When Driver arrived, Sean took the keys to the Pullman from him and told him to go away. He did. Good staff were like that. They nodded silently and did exactly as they were told, no questions asked. There were no weird looks about Penny sitting crying on the curb with her leg soaked in blood, the two of them dressed in black and obviously rattled. Over the years, Driver had picked up Sean from highway gas stations between LA and Mexico in the middle of the night, from outside the houses of big-deal politicians in nothing but his underwear after someone’s wife returned home early from a weekend away with the gals.

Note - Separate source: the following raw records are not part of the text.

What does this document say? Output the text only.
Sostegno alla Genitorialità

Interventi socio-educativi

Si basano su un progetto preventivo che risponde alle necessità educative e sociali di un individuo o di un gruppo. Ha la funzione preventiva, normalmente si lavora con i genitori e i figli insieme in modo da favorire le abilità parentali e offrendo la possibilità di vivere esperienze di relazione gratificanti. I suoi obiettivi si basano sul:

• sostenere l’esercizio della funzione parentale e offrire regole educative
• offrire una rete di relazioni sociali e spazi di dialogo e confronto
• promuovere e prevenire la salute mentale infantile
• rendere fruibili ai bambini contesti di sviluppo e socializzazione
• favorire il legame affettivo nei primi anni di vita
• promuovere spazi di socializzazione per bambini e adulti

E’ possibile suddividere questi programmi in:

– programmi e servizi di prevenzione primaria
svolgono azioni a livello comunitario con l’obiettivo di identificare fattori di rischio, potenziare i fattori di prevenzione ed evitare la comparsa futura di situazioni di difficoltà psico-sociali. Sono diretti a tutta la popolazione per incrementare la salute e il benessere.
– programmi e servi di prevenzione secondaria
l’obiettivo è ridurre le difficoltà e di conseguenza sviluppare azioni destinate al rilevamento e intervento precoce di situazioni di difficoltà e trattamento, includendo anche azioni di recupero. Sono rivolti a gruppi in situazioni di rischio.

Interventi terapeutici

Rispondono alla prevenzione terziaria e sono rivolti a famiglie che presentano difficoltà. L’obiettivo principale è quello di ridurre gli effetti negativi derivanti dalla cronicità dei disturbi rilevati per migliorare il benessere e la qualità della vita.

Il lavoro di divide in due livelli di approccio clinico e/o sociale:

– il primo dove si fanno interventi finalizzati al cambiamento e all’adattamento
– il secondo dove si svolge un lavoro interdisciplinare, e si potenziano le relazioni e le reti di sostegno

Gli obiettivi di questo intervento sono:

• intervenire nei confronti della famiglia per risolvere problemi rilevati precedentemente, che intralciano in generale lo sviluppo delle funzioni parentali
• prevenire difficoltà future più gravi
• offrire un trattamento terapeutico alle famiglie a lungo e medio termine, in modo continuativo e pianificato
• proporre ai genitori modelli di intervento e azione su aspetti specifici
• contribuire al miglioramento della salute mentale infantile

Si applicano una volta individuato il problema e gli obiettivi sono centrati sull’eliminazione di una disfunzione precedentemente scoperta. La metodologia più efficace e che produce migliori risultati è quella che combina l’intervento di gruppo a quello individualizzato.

Sean watched the old man walk away with his hands in his pockets and wondered what regular people did when they couldn’t buy silence.

“You can’t drive,” Penny wailed as her brother helped her into the front seat.

“I can drive,” he said as he slid into the driver’s seat and searched for where to put the key. “I drove to a bodega last year when the house lady was sick.”

“Take me somewhere nice,” Penny said. “I can’t go to a regular emergency room. That’s how you catch things. Call ahead and get us a private room.”

“We’re going home, and I’m calling you a vet,” Sean said.

“What?”

“That’s what you do when you get shot,” Sean said. “You call a vet. We can’t go to a hospital. The police will be involved.”

“So call me a deadbeat doctor!” Penny said. “Like Vera’s dad did with that guy.”